Human Rights Activist | Class of 2004

William Harold Flowers was a lawyer, minister, social and political activist, and one of the leading figures in the civil rights movement in Arkansas in the 1940s. He was the first African-American special circuit judge in Jefferson County and a president of the African-American National Bar Association. He was also active in the National Association for the Advancement of Colored People (NAACP) in the state and the NAACP State Conference of Branches.
Born on October 16, 1911, in Stamps, Arkansas, W. Harold Flowers was the eldest of the three sons of Alonza (often spelled Alonzo) Williams Flowers, Jr., a businessman, and Beulah Lee Sampson, a schoolteacher.
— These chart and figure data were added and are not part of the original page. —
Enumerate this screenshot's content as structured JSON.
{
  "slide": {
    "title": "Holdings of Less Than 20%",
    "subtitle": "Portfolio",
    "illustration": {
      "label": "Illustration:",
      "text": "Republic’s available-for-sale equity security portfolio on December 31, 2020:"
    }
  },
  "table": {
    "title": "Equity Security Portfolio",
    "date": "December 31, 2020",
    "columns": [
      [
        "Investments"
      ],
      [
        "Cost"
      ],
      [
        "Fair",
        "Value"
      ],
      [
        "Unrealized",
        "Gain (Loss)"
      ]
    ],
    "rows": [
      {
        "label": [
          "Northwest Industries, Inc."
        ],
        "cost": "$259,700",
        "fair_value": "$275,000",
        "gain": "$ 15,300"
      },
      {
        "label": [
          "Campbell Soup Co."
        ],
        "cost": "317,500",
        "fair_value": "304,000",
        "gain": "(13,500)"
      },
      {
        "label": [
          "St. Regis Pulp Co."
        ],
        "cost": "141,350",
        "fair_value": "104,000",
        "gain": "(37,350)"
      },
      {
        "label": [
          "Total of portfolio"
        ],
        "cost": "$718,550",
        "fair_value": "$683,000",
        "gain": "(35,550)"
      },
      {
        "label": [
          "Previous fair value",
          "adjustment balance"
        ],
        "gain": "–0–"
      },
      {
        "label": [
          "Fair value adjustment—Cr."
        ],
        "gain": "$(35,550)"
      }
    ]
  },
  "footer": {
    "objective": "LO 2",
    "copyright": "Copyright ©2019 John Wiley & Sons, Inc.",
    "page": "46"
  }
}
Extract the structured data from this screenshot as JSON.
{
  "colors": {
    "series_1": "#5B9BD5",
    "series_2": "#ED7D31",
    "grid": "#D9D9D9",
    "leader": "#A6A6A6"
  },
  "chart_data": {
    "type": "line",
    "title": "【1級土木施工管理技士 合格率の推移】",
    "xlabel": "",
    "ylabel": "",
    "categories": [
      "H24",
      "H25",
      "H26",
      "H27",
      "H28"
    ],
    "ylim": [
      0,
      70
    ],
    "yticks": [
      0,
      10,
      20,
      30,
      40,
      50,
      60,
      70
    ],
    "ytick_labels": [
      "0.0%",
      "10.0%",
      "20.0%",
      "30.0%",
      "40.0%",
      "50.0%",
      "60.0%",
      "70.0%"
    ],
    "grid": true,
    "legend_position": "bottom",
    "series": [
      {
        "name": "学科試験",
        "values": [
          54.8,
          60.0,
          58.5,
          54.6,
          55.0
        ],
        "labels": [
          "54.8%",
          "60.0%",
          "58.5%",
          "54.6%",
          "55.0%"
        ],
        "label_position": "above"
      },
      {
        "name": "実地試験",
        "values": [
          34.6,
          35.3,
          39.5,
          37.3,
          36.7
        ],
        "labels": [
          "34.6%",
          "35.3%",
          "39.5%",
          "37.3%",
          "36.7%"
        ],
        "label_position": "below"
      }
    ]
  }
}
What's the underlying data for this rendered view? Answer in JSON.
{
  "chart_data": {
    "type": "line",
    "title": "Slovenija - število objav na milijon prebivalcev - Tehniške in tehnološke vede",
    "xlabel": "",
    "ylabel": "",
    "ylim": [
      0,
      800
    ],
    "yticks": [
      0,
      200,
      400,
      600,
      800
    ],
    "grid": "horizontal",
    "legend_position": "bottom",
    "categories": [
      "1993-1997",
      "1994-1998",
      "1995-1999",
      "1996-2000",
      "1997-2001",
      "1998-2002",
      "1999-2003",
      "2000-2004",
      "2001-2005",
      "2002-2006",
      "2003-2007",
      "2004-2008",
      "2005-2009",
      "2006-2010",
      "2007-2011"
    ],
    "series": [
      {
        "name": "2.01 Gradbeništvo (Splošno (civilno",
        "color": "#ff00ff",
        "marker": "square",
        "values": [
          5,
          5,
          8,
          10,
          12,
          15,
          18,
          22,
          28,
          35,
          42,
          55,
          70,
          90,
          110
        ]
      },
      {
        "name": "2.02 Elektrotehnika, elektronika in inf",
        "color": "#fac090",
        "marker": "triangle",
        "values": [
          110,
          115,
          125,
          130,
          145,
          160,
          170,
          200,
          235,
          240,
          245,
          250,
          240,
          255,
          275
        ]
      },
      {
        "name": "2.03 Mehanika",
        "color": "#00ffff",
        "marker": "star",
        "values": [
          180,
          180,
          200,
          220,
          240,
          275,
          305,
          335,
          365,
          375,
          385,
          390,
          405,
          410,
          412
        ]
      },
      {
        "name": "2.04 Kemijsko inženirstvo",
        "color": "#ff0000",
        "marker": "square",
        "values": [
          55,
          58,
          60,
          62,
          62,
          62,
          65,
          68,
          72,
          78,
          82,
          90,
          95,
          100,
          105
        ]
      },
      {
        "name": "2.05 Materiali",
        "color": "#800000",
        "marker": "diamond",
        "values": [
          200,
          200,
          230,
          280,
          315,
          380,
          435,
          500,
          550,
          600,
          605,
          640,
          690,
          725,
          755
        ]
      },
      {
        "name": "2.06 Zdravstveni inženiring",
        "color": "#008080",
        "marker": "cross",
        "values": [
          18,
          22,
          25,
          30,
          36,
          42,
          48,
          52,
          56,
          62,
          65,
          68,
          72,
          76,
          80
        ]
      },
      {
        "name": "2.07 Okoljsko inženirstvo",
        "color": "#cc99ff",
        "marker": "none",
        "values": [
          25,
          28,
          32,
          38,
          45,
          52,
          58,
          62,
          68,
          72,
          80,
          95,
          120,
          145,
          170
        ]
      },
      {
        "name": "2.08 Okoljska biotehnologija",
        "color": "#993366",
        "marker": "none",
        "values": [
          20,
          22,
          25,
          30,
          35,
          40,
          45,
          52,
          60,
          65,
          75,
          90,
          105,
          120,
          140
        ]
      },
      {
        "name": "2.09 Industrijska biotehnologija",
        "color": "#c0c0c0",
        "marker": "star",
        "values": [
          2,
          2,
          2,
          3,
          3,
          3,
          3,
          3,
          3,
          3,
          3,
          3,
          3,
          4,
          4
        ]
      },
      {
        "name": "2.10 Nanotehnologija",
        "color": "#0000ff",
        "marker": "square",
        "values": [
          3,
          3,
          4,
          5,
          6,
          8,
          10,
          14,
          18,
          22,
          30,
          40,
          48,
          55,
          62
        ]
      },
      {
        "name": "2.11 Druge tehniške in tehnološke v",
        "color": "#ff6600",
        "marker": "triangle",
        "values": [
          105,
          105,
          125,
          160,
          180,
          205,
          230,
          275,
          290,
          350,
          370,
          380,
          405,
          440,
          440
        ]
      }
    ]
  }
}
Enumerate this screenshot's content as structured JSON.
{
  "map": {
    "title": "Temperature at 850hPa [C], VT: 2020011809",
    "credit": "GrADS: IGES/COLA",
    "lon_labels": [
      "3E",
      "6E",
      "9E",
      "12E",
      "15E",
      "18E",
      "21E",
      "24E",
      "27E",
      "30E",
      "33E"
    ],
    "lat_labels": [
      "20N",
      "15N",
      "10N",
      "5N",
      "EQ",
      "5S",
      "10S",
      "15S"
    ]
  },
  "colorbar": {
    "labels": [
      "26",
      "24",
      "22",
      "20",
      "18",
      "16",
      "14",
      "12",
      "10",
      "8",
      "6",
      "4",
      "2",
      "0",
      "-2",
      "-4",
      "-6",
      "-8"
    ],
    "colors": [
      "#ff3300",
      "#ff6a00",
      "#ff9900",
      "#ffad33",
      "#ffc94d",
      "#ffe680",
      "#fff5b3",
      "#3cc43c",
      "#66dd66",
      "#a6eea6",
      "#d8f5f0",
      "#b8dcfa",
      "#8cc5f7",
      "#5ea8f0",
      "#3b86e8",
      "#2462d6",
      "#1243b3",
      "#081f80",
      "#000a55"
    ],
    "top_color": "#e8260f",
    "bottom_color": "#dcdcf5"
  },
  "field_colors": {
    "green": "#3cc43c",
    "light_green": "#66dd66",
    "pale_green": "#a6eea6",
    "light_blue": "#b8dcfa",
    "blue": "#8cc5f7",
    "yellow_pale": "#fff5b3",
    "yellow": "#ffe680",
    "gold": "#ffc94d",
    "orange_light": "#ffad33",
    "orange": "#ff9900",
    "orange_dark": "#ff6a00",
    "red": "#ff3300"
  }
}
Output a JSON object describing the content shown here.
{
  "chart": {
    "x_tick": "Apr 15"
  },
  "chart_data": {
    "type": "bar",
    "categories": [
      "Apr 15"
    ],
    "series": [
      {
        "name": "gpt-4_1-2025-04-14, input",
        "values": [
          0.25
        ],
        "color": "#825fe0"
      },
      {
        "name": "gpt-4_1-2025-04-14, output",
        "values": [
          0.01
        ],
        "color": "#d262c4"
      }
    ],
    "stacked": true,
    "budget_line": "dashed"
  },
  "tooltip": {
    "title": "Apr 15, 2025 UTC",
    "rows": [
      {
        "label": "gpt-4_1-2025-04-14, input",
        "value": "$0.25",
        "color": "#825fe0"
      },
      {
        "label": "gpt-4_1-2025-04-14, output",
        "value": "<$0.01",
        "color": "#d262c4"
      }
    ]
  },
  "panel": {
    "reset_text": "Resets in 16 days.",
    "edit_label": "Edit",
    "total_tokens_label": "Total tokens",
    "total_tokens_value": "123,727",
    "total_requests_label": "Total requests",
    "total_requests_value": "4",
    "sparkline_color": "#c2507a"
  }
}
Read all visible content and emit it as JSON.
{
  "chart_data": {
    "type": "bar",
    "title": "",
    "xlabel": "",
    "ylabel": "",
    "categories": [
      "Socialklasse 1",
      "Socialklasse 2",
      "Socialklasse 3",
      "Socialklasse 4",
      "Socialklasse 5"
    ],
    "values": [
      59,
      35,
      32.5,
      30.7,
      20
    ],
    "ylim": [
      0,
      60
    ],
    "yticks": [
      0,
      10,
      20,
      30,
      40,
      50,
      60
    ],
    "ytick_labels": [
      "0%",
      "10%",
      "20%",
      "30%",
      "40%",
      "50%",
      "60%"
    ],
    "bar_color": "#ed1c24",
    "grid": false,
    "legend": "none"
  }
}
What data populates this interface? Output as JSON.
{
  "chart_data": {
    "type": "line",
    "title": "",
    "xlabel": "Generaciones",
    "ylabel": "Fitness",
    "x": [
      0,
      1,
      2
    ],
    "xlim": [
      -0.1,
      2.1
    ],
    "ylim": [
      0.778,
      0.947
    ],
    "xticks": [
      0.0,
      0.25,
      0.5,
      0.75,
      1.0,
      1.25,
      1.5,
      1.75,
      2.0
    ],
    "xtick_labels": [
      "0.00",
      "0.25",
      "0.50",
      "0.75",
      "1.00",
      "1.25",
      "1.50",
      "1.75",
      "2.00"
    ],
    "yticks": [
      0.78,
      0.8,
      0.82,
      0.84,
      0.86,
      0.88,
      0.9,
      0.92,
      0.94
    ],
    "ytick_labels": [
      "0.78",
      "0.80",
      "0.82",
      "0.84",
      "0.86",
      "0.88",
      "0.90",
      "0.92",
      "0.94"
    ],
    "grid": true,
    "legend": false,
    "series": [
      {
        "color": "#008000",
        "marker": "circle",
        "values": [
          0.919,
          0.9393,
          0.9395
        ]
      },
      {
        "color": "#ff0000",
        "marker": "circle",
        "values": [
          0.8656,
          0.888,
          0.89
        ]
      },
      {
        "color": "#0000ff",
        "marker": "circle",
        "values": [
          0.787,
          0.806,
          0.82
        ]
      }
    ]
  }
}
In 1927 on a trip to Little Rock to visit his father, Flowers witnessed the lynching of John Carter; he resolved then to fight for civil rights. He enrolled in the Robert H. Terrell Law School in Washington, D.C., and later passed the Arkansas Bar examination in 1935. He set up a law practice in Pine Bluff, Arkansas, in 1938. He married Margaret J. O. Brown, and the couple had nine children.
Throughout the 1940s, Flowers was the leading advocate for civil rights in Arkansas. He set up the Committee on Negro Organizations (CNO) in Stamps on March 10, 1940, to coordinate voter registration campaigns in the state. As a result of his efforts, the number of eligible black voters in Arkansas rose from 1.5 percent in 1940 to 17.3 percent by 1947. When the NAACP set up an Arkansas State Conference of Branches in 1945, Flowers was appointed as its chief recruitment officer. He also served as president of the NAACP branch in Pine Bluff.
In a 1947 case, Flowers won a landmark victory in the courts by winning death sentence commutations for two brothers accused of killing two white men. The victory was partly due to the fact that he demanded and was granted the appointment of black jurors, who served for the first time in the county since Reconstruction.
In February 1948, Flowers was instrumental in desegregating the University of Arkansas (U of A) Law School in Fayetteville when he served as chief counsel to Silas H. Hunt, the first successful black applicant. Later that year, Flowers was elected as president of the NAACP State Conference of Branches. In 1949, Flowers sued to equalize school facilities for black and white children in DeWitt, Arkansas, thereby paving the way for school desegregation cases in the state after the U.S. Supreme Court decision in Brown v. Board of Education of Topeka, Kansas in 1954.
In the 1950s, Flowers’s civil rights leadership was eclipsed by friends and protégés, such as Daisy Bates and Wiley A. Branton. Nevertheless, he remained an important and influential figure in Arkansas. In 1953, he served as president of the African-American National Bar Association. He was ordained as a United Methodist minister in 1971 and remained active in the church until his death. In 1977, Flowers became the first black special circuit judge in Jefferson County. In 1980, Governor Bill Clinton appointed him as an associate justice on the state court of appeals. A year later, the Arkansas Black Lawyers’ Association was renamed the W. Harold Flowers Law Society in his honor.
Flowers died on April 7, 1990, in Pine Bluff and is buried in Forest Lawn Memorial Gardens there.